Monica Ong is a visual poet and author of the new book Planetaria. With a focus on family and diaspora as well as astronomy, the poems in Planetaria are tactile—not just visual but multidimensional. The book features a poem that takes the form of a wheel that’s viewed through a View-Master toy, a poem with locks of real hair atop text, and intricately letterpressed, interactive poems. Each work asks for multiple looks, creating a rich experience as the reader navigates Ong’s creative vision. C-VILLE talked with Ong about her inspiration and creative process.
C-VILLE: In addition to family photos and Chinese star charts, Planetaria is shaped by science, from its epigram by a physicist to a poem in tribute to astronomer Caroline Herschel. How do you describe your relationship to science as a poet?
Monica Ong: I view science with awe and regard scientists with deep admiration for what they do. Although I was somewhat intimidated by STEM subjects as a young student, poetry provides me with a space to get acquainted with the things that scare me but I am mysteriously drawn to.
What I love about astronomy is how this cosmic perspective encourages me to zoom back and embrace a much broader long-term perspective, which has helped me navigate these strange times. I am inspired by how scientists test the stories we tell about the world with meticulous experiments and are willing to follow the evidence into new territory, even if it means overturning or giving up their attachments to long-held beliefs.
It takes courage to follow the truth, especially if it exists outside of one’s comfort zone or inherited framework. You have to be brave to go somewhere new.
Family and tradition—as well as breaking with tradition—are significant themes in this collection. Describe your process of exploring family photos.
I often think of our ancestors as early cosmonauts who gave up the world they knew to brave the great unknown in search of a better life. I found myself gravitating to images of my parents or grandparents during these big life changes, often collaging those scenes with astronomical diagrams and imagery.
Our families were very much like a gathering of asterisms, seemingly close in proximity within photos, but often living great distances away from one another, due to war, due to survival, due to the pursuit of dreams.
I like to look at the scientific language in astronomy textbooks for interesting syntax while also free-writing responses to these photos and then weaving these texts into the images with design. It’s in the process of asking my family about the photos that fascinating stories they’ve never told finally get to be uncovered.
Was there a typical process for creating each work, or was each a unique project when it came to combining text, images, and other elements?
As the artist Ben Shahn once said, “Form is the shape of content,” which is to say that whatever the poem asks of me, I make. From poem to poem, I am thinking about its context of reading and how my decisions about a poem’s material, syntax, scale, or form are in service to the reader’s experience.
The most complex poem that I designed was the “Star Gazer,” which takes the form of a planisphere. By writing verses to connect selected asterism from the Chinese night sky, this piece allows readers to see the stars on a desired date in a manner that reveals a poem among the stars. It is a poem that changes over the course of the seasons such that the poem you may see on a summer birthday will be different than one you may offer a loved on a winter’s night.

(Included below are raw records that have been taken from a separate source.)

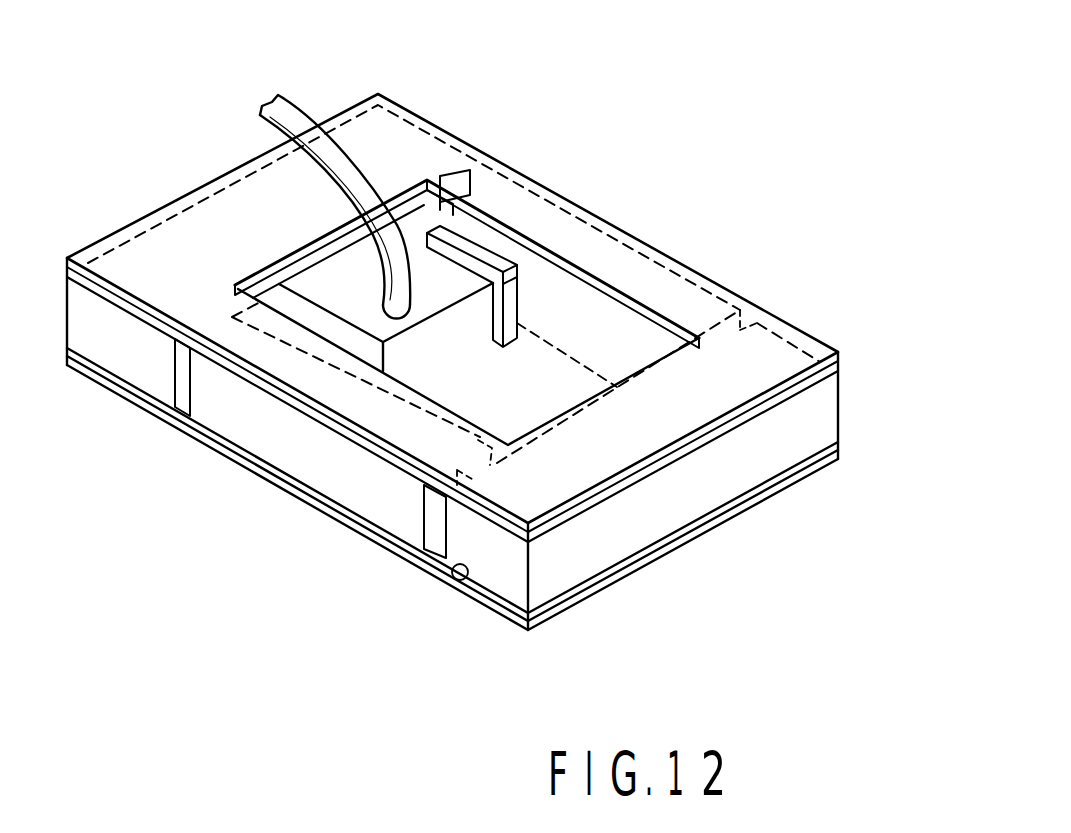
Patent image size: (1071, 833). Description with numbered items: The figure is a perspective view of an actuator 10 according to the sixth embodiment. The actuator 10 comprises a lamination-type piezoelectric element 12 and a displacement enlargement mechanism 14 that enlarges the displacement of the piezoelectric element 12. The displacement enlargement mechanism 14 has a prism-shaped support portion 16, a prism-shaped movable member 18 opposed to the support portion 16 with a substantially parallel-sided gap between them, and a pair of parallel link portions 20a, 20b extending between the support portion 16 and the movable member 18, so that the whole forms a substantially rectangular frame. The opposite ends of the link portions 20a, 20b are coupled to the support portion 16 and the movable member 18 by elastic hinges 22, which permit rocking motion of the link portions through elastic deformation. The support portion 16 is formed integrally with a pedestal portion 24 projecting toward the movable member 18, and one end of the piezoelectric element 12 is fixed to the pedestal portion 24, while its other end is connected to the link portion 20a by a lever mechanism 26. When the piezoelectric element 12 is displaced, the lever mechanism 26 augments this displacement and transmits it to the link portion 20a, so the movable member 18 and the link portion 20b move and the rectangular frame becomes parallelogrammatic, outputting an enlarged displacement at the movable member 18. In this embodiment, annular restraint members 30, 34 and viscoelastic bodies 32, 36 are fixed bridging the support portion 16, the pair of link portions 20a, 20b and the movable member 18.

The actuator 10 is at (428, 105).
The piezoelectric element 12 is at (368, 310).
The displacement enlargement mechanism 14 is at (185, 449).
The support portion 16 is at (197, 231).
The movable member 18 is at (708, 492).
The link portion 20a is at (580, 220).
The link portion 20b is at (287, 460).
The elastic hinge 22 is at (458, 190).
The pedestal portion 24 is at (340, 337).
The lever mechanism 26 is at (500, 255).
The annular restraint member 30 is at (667, 280).
The viscoelastic body 32 is at (840, 368).
The restraint member 34 is at (395, 558).
The viscoelastic body 36 is at (455, 572).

What went into your decision to divide the book based on moon phases?
I like how grouping the poems into moon phases allows more breathing room in the pacing of these works as a collection. Visual poetry can be dense in how it engages readers on multiple levels. Thus, it was important to consider a kind of close reading that is not rushed and tilted towards the expansion of time and space in order to reflect back the cosmic perspective that the poems seek to live in.
When you give readings, are there visual elements that you incorporate in-person?
I love giving multi-media readings of this work to show images of the visual poems in process and as gallery installations, as well as planetary footage from NASA and historical portraits of some of the women scientists who inspired many of the poems. Thanks to the Yale Quantum Institute, I even custom-designed a poetry reading for the Yale Leitner Observatory & Planetarium where I utilized the 360-degree dome to display the Chinese star system that inspired many of the constellation maps in this collection.
Creating this immersive cocoon of shared wonder in celebration of motherhood, women in science, and family diaspora also brought audiences together across disciplines and geographies. Doing this work has shown me time and again that despite the manufactured illusions of difference, we really are just made of star dust.